Sounds of Nostalgia | “Crash Pad/King for a Day” – George Clanton & Nick Hexum


Matt Cruz, Writer/Volunteer

George Clanton and Nick Hexum’s double single “Crash Pad/King for a Day” highlights the versatile and nostalgically ubiquitous sounds at the cutting edge of underground electronica.

Over the past few years, George Clanton has risen from a little known chillwave producer in the niche underground of electronica, to a visionary figurehead in the vaporwave genre. Clanton rose to prominence under the moniker Esprit空想, via his project, which is widely seen as one of the micro-genre’s most seminal releases. Known for his ethereal and Hiraeth-esque atmospheres demonstrated on albums such as 100% Electronica and Slide, Clanton meshes organic production with the soundscapes of nostalgic reminiscence, creating an intentionally dated song cycle that is as abstract as it is concrete in its capture of the idyllic past.

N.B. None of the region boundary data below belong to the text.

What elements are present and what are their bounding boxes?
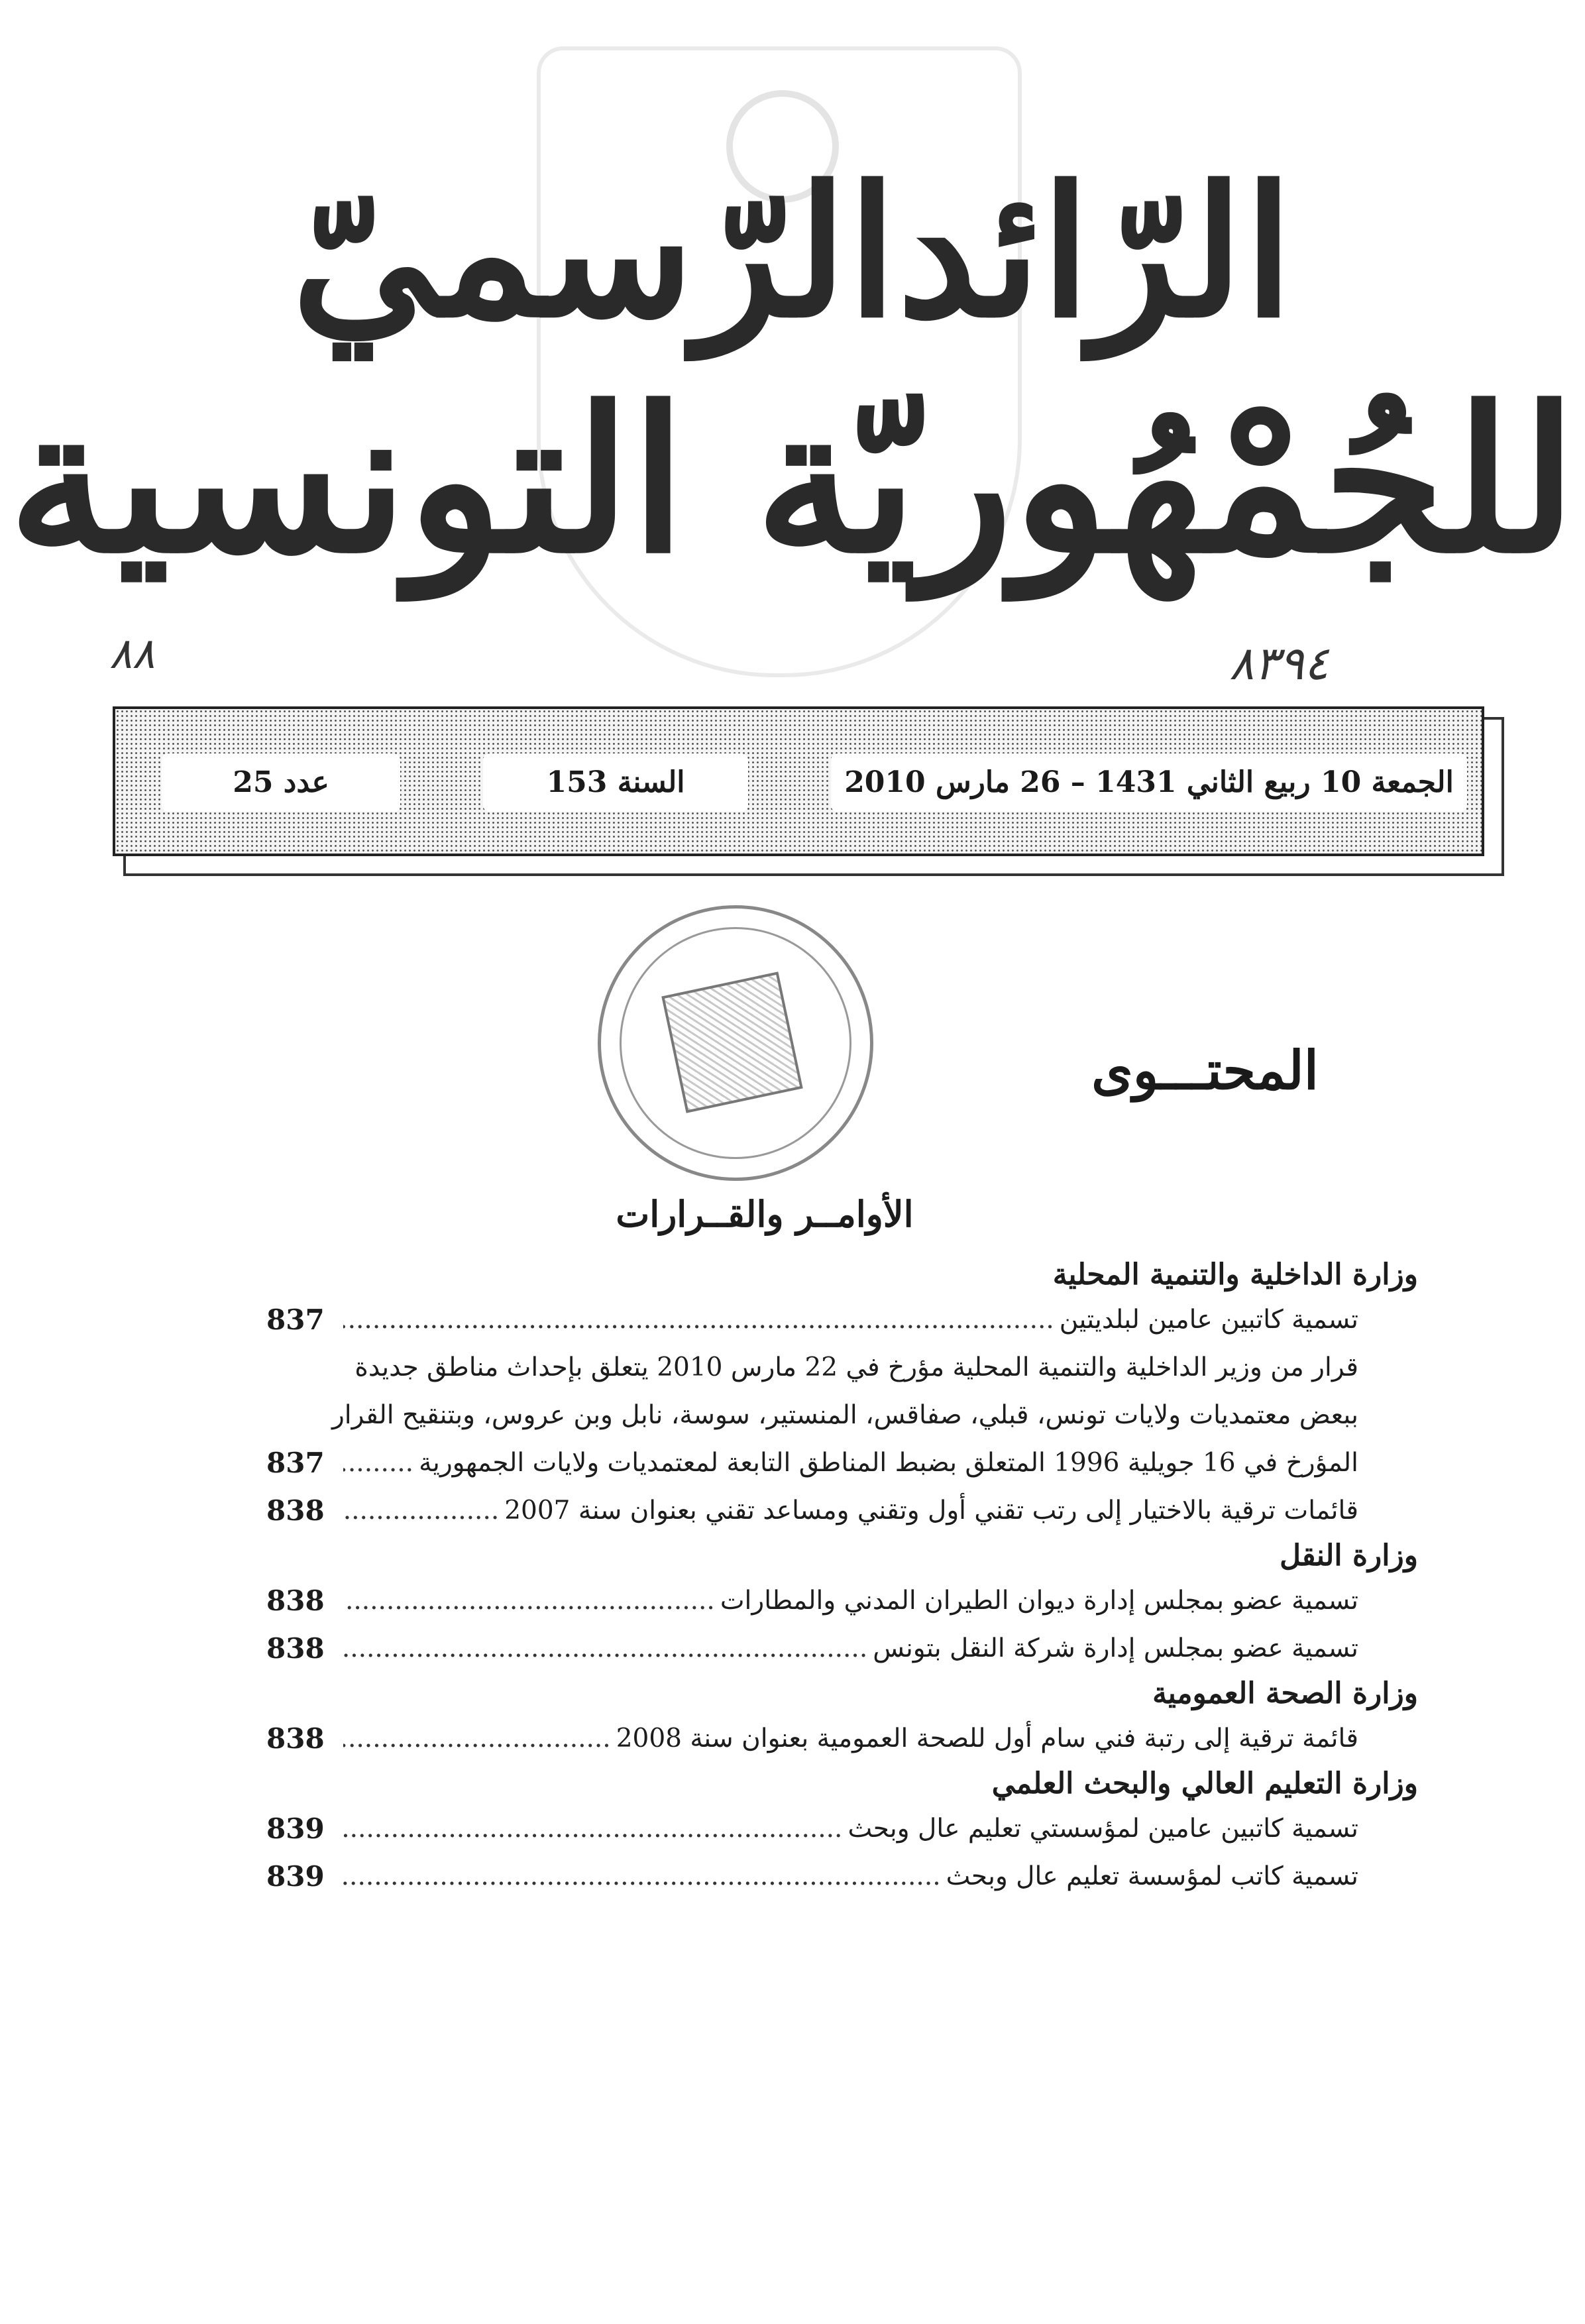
handwritten-note-right: ٨٣٩٤ bbox=[1229, 636, 1329, 691]
issue-band bbox=[113, 706, 1484, 856]
toc-entry-title: تسمية عضو بمجلس إدارة ديوان الطيران المدني والمطارات bbox=[720, 1586, 1358, 1616]
issue-number: عدد 25 bbox=[162, 753, 400, 812]
library-stamp bbox=[598, 905, 873, 1181]
toc-entry[interactable] bbox=[266, 1344, 1358, 1487]
toc-entry[interactable] bbox=[266, 1715, 1358, 1763]
masthead-line-1: الرّائدالرّسميّ bbox=[292, 146, 1293, 357]
toc-entry-title: تسمية كاتبين عامين لبلديتين bbox=[1059, 1305, 1358, 1335]
handwritten-note-left: ٨٨ bbox=[109, 630, 155, 679]
toc-entry-title: تسمية عضو بمجلس إدارة شركة النقل بتونس bbox=[873, 1633, 1358, 1663]
toc-entry-final-line bbox=[272, 1577, 1358, 1625]
dot-leader bbox=[343, 1439, 413, 1487]
dot-leader bbox=[343, 1487, 499, 1535]
ministry-heading: وزارة التعليم العالي والبحث العلمي bbox=[991, 1767, 1418, 1800]
ministry-heading: وزارة النقل bbox=[1280, 1539, 1418, 1573]
toc-page-number: 838 bbox=[266, 1722, 325, 1755]
section-title bbox=[0, 1193, 1585, 1235]
toc-entry-final-line bbox=[272, 1296, 1358, 1344]
ministry-heading: وزارة الداخلية والتنمية المحلية bbox=[1052, 1258, 1418, 1292]
masthead-line-2: للجُمْهُوريّة التونسية bbox=[8, 363, 1577, 597]
toc-entry-title: تسمية كاتب لمؤسسة تعليم عال وبحث bbox=[946, 1861, 1358, 1891]
toc-page-number: 838 bbox=[266, 1494, 325, 1527]
toc-entry-title: قائمة ترقية إلى رتبة فني سام أول للصحة العمومية بعنوان سنة 2008 bbox=[616, 1724, 1358, 1753]
toc-entry-text-line: ببعض معتمديات ولايات تونس، قبلي، صفاقس، المنستير، سوسة، نابل وبن عروس، وبتنقيح القرار bbox=[331, 1400, 1358, 1430]
toc-entry[interactable] bbox=[266, 1296, 1358, 1344]
toc-entry-final-line bbox=[272, 1487, 1358, 1535]
toc-entry-final-line bbox=[272, 1853, 1358, 1901]
toc-page-number: 839 bbox=[266, 1860, 325, 1893]
section-title-text: الأوامــر والقــرارات bbox=[616, 1193, 914, 1235]
toc-entry-title: قائمات ترقية بالاختيار إلى رتب تقني أول وتقني ومساعد تقني بعنوان سنة 2007 bbox=[504, 1496, 1358, 1525]
toc-entry[interactable] bbox=[266, 1577, 1358, 1625]
dot-leader bbox=[343, 1805, 842, 1853]
issue-date: الجمعة 10 ربيع الثاني 1431 – 26 مارس 2010 bbox=[831, 753, 1467, 812]
table-of-contents bbox=[266, 1254, 1418, 1901]
dot-leader bbox=[343, 1715, 611, 1763]
dot-leader bbox=[343, 1296, 1054, 1344]
toc-entry[interactable] bbox=[266, 1853, 1358, 1901]
toc-entry-final-line bbox=[272, 1625, 1358, 1673]
toc-entry-final-line bbox=[272, 1715, 1358, 1763]
dot-leader bbox=[343, 1577, 715, 1625]
toc-entry-title: المؤرخ في 16 جويلية 1996 المتعلق بضبط المناطق التابعة لمعتمديات ولايات الجمهورية bbox=[419, 1448, 1358, 1478]
dot-leader bbox=[343, 1625, 867, 1673]
toc-entry[interactable] bbox=[266, 1625, 1358, 1673]
toc-entry-final-line bbox=[272, 1805, 1358, 1853]
toc-page-number: 838 bbox=[266, 1632, 325, 1665]
ministry-heading: وزارة الصحة العمومية bbox=[1152, 1677, 1418, 1710]
toc-page-number: 839 bbox=[266, 1812, 325, 1845]
dot-leader bbox=[343, 1853, 941, 1901]
library-stamp-emblem bbox=[661, 971, 802, 1113]
toc-page-number: 837 bbox=[266, 1447, 325, 1479]
toc-entry-text-line: قرار من وزير الداخلية والتنمية المحلية مؤرخ في 22 مارس 2010 يتعلق بإحداث مناطق جديدة bbox=[355, 1353, 1358, 1382]
toc-entry[interactable] bbox=[266, 1805, 1358, 1853]
issue-year: السنة 153 bbox=[483, 753, 748, 812]
toc-entry-title: تسمية كاتبين عامين لمؤسستي تعليم عال وبحث bbox=[847, 1814, 1358, 1844]
toc-entry[interactable] bbox=[266, 1487, 1358, 1535]
contents-title: المحتـــوى bbox=[1091, 1039, 1319, 1101]
toc-page-number: 838 bbox=[266, 1584, 325, 1617]
toc-entry-final-line bbox=[272, 1439, 1358, 1487]
toc-page-number: 837 bbox=[266, 1303, 325, 1336]
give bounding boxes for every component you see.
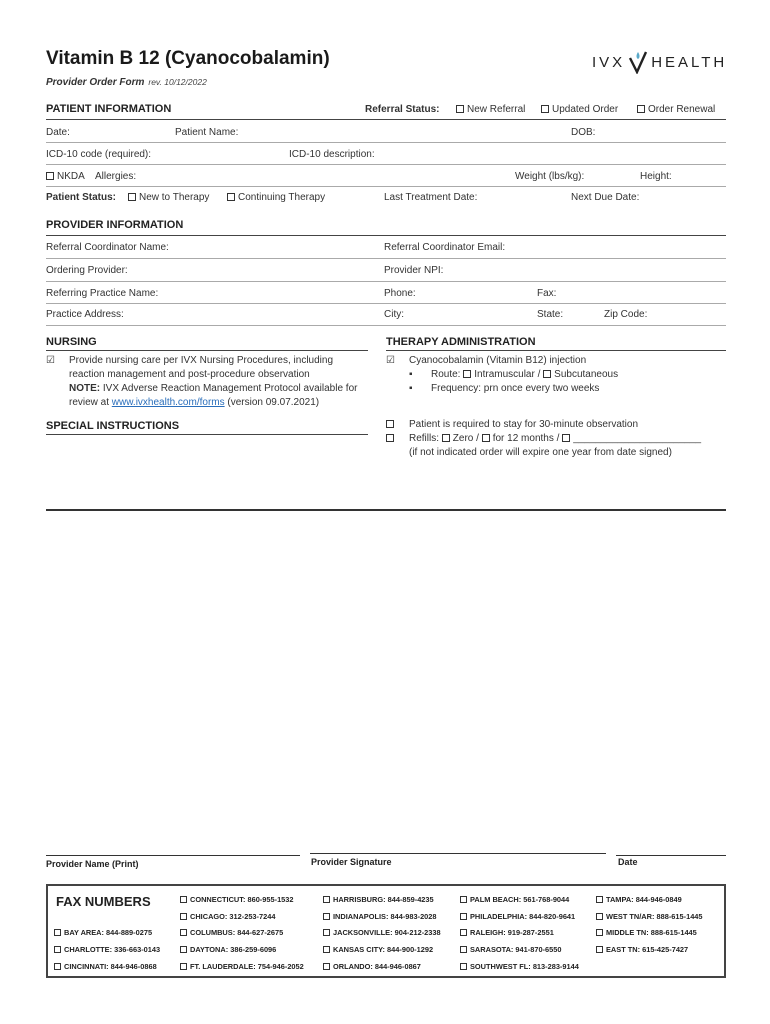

As Clanton moves away from his otherwise spacious production, his instrumentals and layering become just as nuanced as they do noisey, creating a ghastly and reedy wall of sound tuned to the pings and alerts of America Online. His newest release, a collaboration with Nick Hexum of 311, the double single “Crash Pad/King For a Day” still encapsulates the nostalgic poignancy of his past discography while the satin sheet vocals of Hexum confidently reign in the chords and muted snares of future’s past.

Hexum opens “Crash Pad” with a boom-bap style flow, rapping, “I forgot to call you with the combination / you were stranded standing in precipitation.” His ode to living room shenanigans and the mistakes, or rather good times, they incubate.  He valiantly sings the hook, “Crashing at the pad / the best times we ever had,” which balances the pillowy fluttering chords raining on the instrumental with a sharp and descending guitar riff. Clanton’s instrumental slowly begins to reverse the crescendo that’s typical with him, and climatically strips itself of its effects – leaving a warm and passionate ripple that leaves the listener speechless.

Hexum’s deep sustained vocals sing on “King for a Day” harmonize with Clanton’s noisy and droning chords, creating a kaleidoscopic yet esoteric mass of hypnagogia throughout the track. Singing in a slack-jawed slur, Hexum refrains, “In the midst of it all / I’m still not afraid to take a fall / You take the good with the gray / That’s the thing between us I can relay.” His monotonous crooning highlights the dial-up circus of the instrumental superseding him. The reverb laden and washed out hook angelically buries the listener, softy sung, “King for a day / You’ll do anything I say,” with Hexum’s vocals taking a step back as Clanton’s instrumental begins to swell and mutate into a fluorescent digital graffiti. As quickly as it comes, the dot-com bubble being blown in front of your eyes bursts into a glimmering stardust of plastic and silicon. Rather than a sudden ‘pop’, it’s explosion comes off as a spectacular neon firework, painting the night sky with dazzling palettes and twinkling synths.

Clanton and Hexum bounce off of each other in an incredible dynamism, brilliantly solidifying their artistic potential. As time pushes forward, Clanton is proving himself to be one of the most uniquely cinematic musicians in the current wave of electronica; or rather, 100% electronica.

Featured image by Steele O’Neal; retrieved from Billboard.